The Inalienable Right to Rot in Jail


I didn't think anyone else picked up on Mitt Romney's disgusting brag, during the last GOP debate, that he refused to issue pardons as governor of Massachusetts. It came up when he said that yeah, maybe, sure enough he might pardon I. Lewis Libby.

MR. ROMNEY: I didn't pardon anybody as governor because I didn't want to overturn a jury. But in this case, you have a prosecutor who clearly abused prosecutorial discretion by going after somebody when he already knew that the source of the leak was Richard Armitage. He'd been told that. So HE went on a political vendetta.

MR. BLITZER: So is that a yes?

MR. ROMNEY: It's worth looking at that. I will study it very closely, if I'm lucky enough to be president, and I'd keep that option open.

The Politico's Roger Simon grimaced at this and he has a great column knocking Romney's apparent standard of Pardons for Famous Republicans and No One Else.

When he was 13 years old, Anthony Circosta shot another kid in the arm with a BB gun, which was not a nice thing to do.

And even though Circosta's shot did not break the kid's skin, Circosta was convicted of assault.

Which did not matter much as Circosta worked his way through college, joined the Army National Guard, went to Iraq and led a platoon of soldiers in the Sunni Triangle.

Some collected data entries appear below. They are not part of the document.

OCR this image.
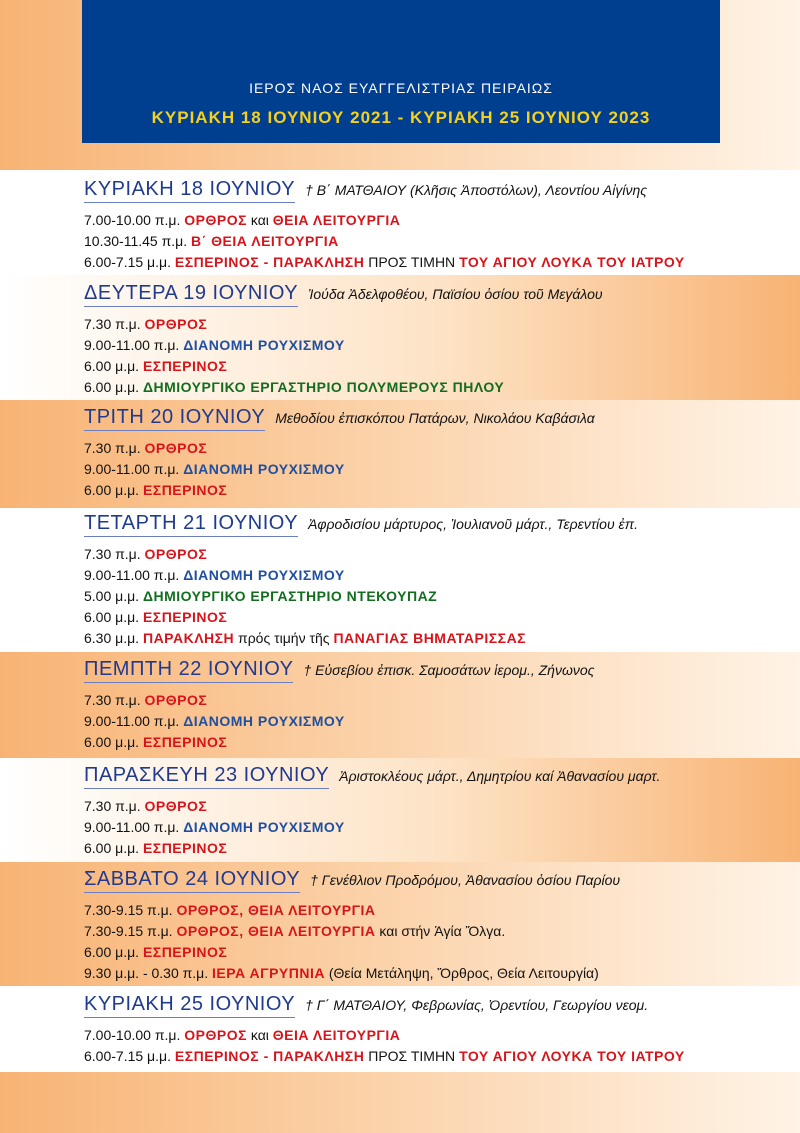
ΙΕΡΟΣ ΝΑΟΣ ΕΥΑΓΓΕΛΙΣΤΡΙΑΣ ΠΕΙΡΑΙΩΣ
ΚΥΡΙΑΚΗ 18 ΙΟΥΝΙΟΥ 2021 - ΚΥΡΙΑΚΗ 25 ΙΟΥΝΙΟΥ 2023
ΚΥΡΙΑΚΗ 18 ΙΟΥΝΙΟΥ † Β΄ ΜΑΤΘΑΙΟΥ (Κλῆσις Ἀποστόλων), Λεοντίου Αἰγίνης
7.00-10.00 π.μ. ΟΡΘΡΟΣ και ΘΕΙΑ ΛΕΙΤΟΥΡΓΙΑ
10.30-11.45 π.μ. Β΄ ΘΕΙΑ ΛΕΙΤΟΥΡΓΙΑ
6.00-7.15 μ.μ. ΕΣΠΕΡΙΝΟΣ - ΠΑΡΑΚΛΗΣΗ ΠΡΟΣ ΤΙΜΗΝ ΤΟΥ ΑΓΙΟΥ ΛΟΥΚΑ ΤΟΥ ΙΑΤΡΟΥ
ΔΕΥΤΕΡΑ 19 ΙΟΥΝΙΟΥ Ἰούδα Ἀδελφοθέου, Παϊσίου ὁσίου τοῦ Μεγάλου
7.30 π.μ. ΟΡΘΡΟΣ
9.00-11.00 π.μ. ΔΙΑΝΟΜΗ ΡΟΥΧΙΣΜΟΥ
6.00 μ.μ. ΕΣΠΕΡΙΝΟΣ
6.00 μ.μ. ΔΗΜΙΟΥΡΓΙΚΟ ΕΡΓΑΣΤΗΡΙΟ ΠΟΛΥΜΕΡΟΥΣ ΠΗΛΟΥ
ΤΡΙΤΗ 20 ΙΟΥΝΙΟΥ Μεθοδίου ἐπισκόπου Πατάρων, Νικολάου Καβάσιλα
7.30 π.μ. ΟΡΘΡΟΣ
9.00-11.00 π.μ. ΔΙΑΝΟΜΗ ΡΟΥΧΙΣΜΟΥ
6.00 μ.μ. ΕΣΠΕΡΙΝΟΣ
ΤΕΤΑΡΤΗ 21 ΙΟΥΝΙΟΥ Ἀφροδισίου μάρτυρος, Ἰουλιανοῦ μάρτ., Τερεντίου ἐπ.
7.30 π.μ. ΟΡΘΡΟΣ
9.00-11.00 π.μ. ΔΙΑΝΟΜΗ ΡΟΥΧΙΣΜΟΥ
5.00 μ.μ. ΔΗΜΙΟΥΡΓΙΚΟ ΕΡΓΑΣΤΗΡΙΟ ΝΤΕΚΟΥΠΑΖ
6.00 μ.μ. ΕΣΠΕΡΙΝΟΣ
6.30 μ.μ. ΠΑΡΑΚΛΗΣΗ πρός τιμήν τῆς ΠΑΝΑΓΙΑΣ ΒΗΜΑΤΑΡΙΣΣΑΣ
ΠΕΜΠΤΗ 22 ΙΟΥΝΙΟΥ † Εὐσεβίου ἐπισκ. Σαμοσάτων ἱερομ., Ζήνωνος
7.30 π.μ. ΟΡΘΡΟΣ
9.00-11.00 π.μ. ΔΙΑΝΟΜΗ ΡΟΥΧΙΣΜΟΥ
6.00 μ.μ. ΕΣΠΕΡΙΝΟΣ
ΠΑΡΑΣΚΕΥΗ 23 ΙΟΥΝΙΟΥ Ἀριστοκλέους μάρτ., Δημητρίου καί Ἀθανασίου μαρτ.
7.30 π.μ. ΟΡΘΡΟΣ
9.00-11.00 π.μ. ΔΙΑΝΟΜΗ ΡΟΥΧΙΣΜΟΥ
6.00 μ.μ. ΕΣΠΕΡΙΝΟΣ
ΣΑΒΒΑΤΟ 24 ΙΟΥΝΙΟΥ † Γενέθλιον Προδρόμου, Ἀθανασίου ὁσίου Παρίου
7.30-9.15 π.μ. ΟΡΘΡΟΣ, ΘΕΙΑ ΛΕΙΤΟΥΡΓΙΑ
7.30-9.15 π.μ. ΟΡΘΡΟΣ, ΘΕΙΑ ΛΕΙΤΟΥΡΓΙΑ και στήν Ἁγία Ὄλγα.
6.00 μ.μ. ΕΣΠΕΡΙΝΟΣ
9.30 μ.μ. - 0.30 π.μ. ΙΕΡΑ ΑΓΡΥΠΝΙΑ (Θεία Μετάληψη, Ὄρθρος, Θεία Λειτουργία)
ΚΥΡΙΑΚΗ 25 ΙΟΥΝΙΟΥ † Γ΄ ΜΑΤΘΑΙΟΥ, Φεβρωνίας, Ὀρεντίου, Γεωργίου νεομ.
7.00-10.00 π.μ. ΟΡΘΡΟΣ και ΘΕΙΑ ΛΕΙΤΟΥΡΓΙΑ
6.00-7.15 μ.μ. ΕΣΠΕΡΙΝΟΣ - ΠΑΡΑΚΛΗΣΗ ΠΡΟΣ ΤΙΜΗΝ ΤΟΥ ΑΓΙΟΥ ΛΟΥΚΑ ΤΟΥ ΙΑΤΡΟΥ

In 2005, while still in Iraq, Circosta petitioned then-Massachusetts Gov. Mitt Romney for a pardon so that Circosta could become a police officer when he returned home. And the state Board of Pardons recommended that Circosta receive that pardon.

But Romney refused. Twice.

Someone else who might deserve a pardon is, of course, Cory Maye. Assuming the worst with his legal calender, he couldn't get a pardon before the year 2012 because Mississippi's talk-tough Gov. Hayley Barbour (who Chris Matthews wants to run for VP with Rudy Giuliani) refuses to pardon anyone. So would Romney's flip-flop one day apply to unjustly convicted people? Or just to people who Republican primary voters care about?